D´Antona: "Fatto grave invio commissario a Modica"

"Nessun comune del territorio ibleo - conclude D’Antona - registra segnali così negativi e dopo oltre due anni dall’insediamento del sindaco e della giunta" Foto Corrierediragusa.it

"Il comune di Modica viene commissariato dalla Regione per non avere provveduto all’approvazione del conto consuntivo 2014". Lo dichiara il consigliere comunale di Sel Vito D´Antona (foto) che è impietoso: "L’incapacità e l’inadeguatezza dell’attuale amministrazione a governare la delicata gestione finanziaria del comune di Modica è imbarazzante.
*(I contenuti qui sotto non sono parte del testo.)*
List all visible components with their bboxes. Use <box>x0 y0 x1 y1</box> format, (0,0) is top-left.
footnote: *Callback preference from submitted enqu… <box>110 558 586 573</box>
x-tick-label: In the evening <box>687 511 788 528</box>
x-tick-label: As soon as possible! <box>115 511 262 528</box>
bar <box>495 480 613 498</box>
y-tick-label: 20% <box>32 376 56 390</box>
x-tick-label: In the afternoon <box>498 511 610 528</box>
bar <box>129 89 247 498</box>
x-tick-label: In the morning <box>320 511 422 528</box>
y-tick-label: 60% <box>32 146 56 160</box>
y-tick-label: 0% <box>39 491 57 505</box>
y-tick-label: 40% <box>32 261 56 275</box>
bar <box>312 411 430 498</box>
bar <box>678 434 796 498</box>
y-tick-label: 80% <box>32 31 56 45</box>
Nel giro di poche settimane - dice D´Antona - a causa dell´arroganza e dell´inadeguatezza del suo sindaco, della sua amministrazione e della sua maggioranza consiliare, la città di Modica subisce provvedimenti diretta conseguenza di superficialità: prima il sequestro del depuratore, dopo mesi di allarmi e segnalazioni, ed oggi il commissariamento del comune per il bilancio. Il sindaco e la sua amministrazione non hanno alcuna giustificazione per il loro comportamento: il conto consuntivo, che doveva essere approvato entro il 30 aprile e che è stato deliberato per ben due volte dalla giunta, prima a giugno e poi ad agosto, è solo l’ultimo atto di una deriva che mette a rischio l’equilibrio economico del Comune.

I fatti - prosegue D´Antona - sono sotto gli occhi di tutti e non possono essere smentiti dalla propaganda: il servizio finanziario ormai da mesi privo di un responsabile a tempo pieno, l’espansione senza limiti della spesa per attività ricreative e discrezionali, l’incremento della tassazione a carico dei cittadini, l’assenza totale di una azione per la riscossione delle entrate proprie a fronte dei tagli del governo nazionale e di quello regionale, un piano di riequilibrio, adottato in alternativa al dissesto, ancora, dopo due anni e mezzo, sotto esame del Ministero, l’utilizzo permanente di una anticipazione di cassa di circa ventuno milioni, pur in presenza di una liquidità ereditata dalla precedente Amministrazione di oltre sessantaquattro milioni, delibere che impegnano il bilancio adottate senza i pareri dei funzionari responsabili.

Nessun comune del territorio ibleo - conclude D´Antona - registra segnali così negativi e dopo oltre due anni dall’insediamento del sindaco e della giunta, in campo finanziario, la città subisce un arretramento senza precedenti".